Stock pickers are generally looking for stocks that will outperform the broader market. And while active stock picking involves risks (and requires diversification) it can also provide excess returns. To wit, the White Mountains Insurance Group share price has climbed 52% in five years, easily topping the market return of 35% (ignoring dividends). However, more recent returns haven't been as impressive as that, with the stock returning just 22% in the last year , including dividends .
So let's assess the underlying fundamentals over the last 5 years and see if they've moved in lock-step with shareholder returns.
White Mountains Insurance Group wasn't profitable in the last twelve months, it is unlikely we'll see a strong correlation between its share price and its earnings per share (EPS). Arguably revenue is our next best option. Generally speaking, companies without profits are expected to grow revenue every year, and at a good clip. Some companies are willing to postpone profitability to grow revenue faster, but in that case one does expect good top-line growth.
In the last 5 years White Mountains Insurance Group saw its revenue grow at 26% per year. Even measured against other revenue-focussed companies, that's a good result. It's good to see that the stock has 9%, but not entirely surprising given revenue shows strong growth. If you think there could be more growth to come, now might be the time to take a close look at White Mountains Insurance Group. Of course, you'll have to research the business more fully to figure out if this is an attractive opportunity.
You can see below how earnings and revenue have changed over time (discover the exact values by clicking on the image).
If you are thinking of buying or selling White Mountains Insurance Group stock, you should check out this FREE detailed report on its balance sheet.
A Different Perspective
It's nice to see that White Mountains Insurance Group shareholders have received a total shareholder return of 22% over the last year. And that does include the dividend. That's better than the annualised return of 9% over half a decade, implying that the company is doing better recently. Someone with an optimistic perspective could view the recent improvement in TSR as indicating that the business itself is getting better with time. It's always interesting to track share price performance over the longer term. But to understand White Mountains Insurance Group better, we need to consider many other factors. Consider risks, for instance. Every company has them, and we've spotted 1 warning sign for White Mountains Insurance Group you should know about.

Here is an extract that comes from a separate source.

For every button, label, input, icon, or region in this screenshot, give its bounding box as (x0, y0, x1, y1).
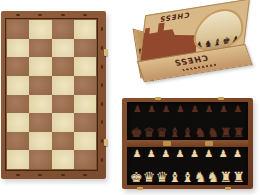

If you would prefer to check out another company -- one with potentially superior financials -- then do not miss this free list of companies that have proven they can grow earnings.
Please note, the market returns quoted in this article reflect the market weighted average returns of stocks that currently trade on US exchanges.
Have feedback on this article? Concerned about the content? Get in touch with us directly. Alternatively, email editorial-team (at) simplywallst.com.
This article by Simply Wall St is general in nature. We provide commentary based on historical data and analyst forecasts only using an unbiased methodology and our articles are not intended to be financial advice. It does not constitute a recommendation to buy or sell any stock, and does not take account of your objectives, or your financial situation. We aim to bring you long-term focused analysis driven by fundamental data. Note that our analysis may not factor in the latest price-sensitive company announcements or qualitative material. Simply Wall St has no position in any stocks mentioned.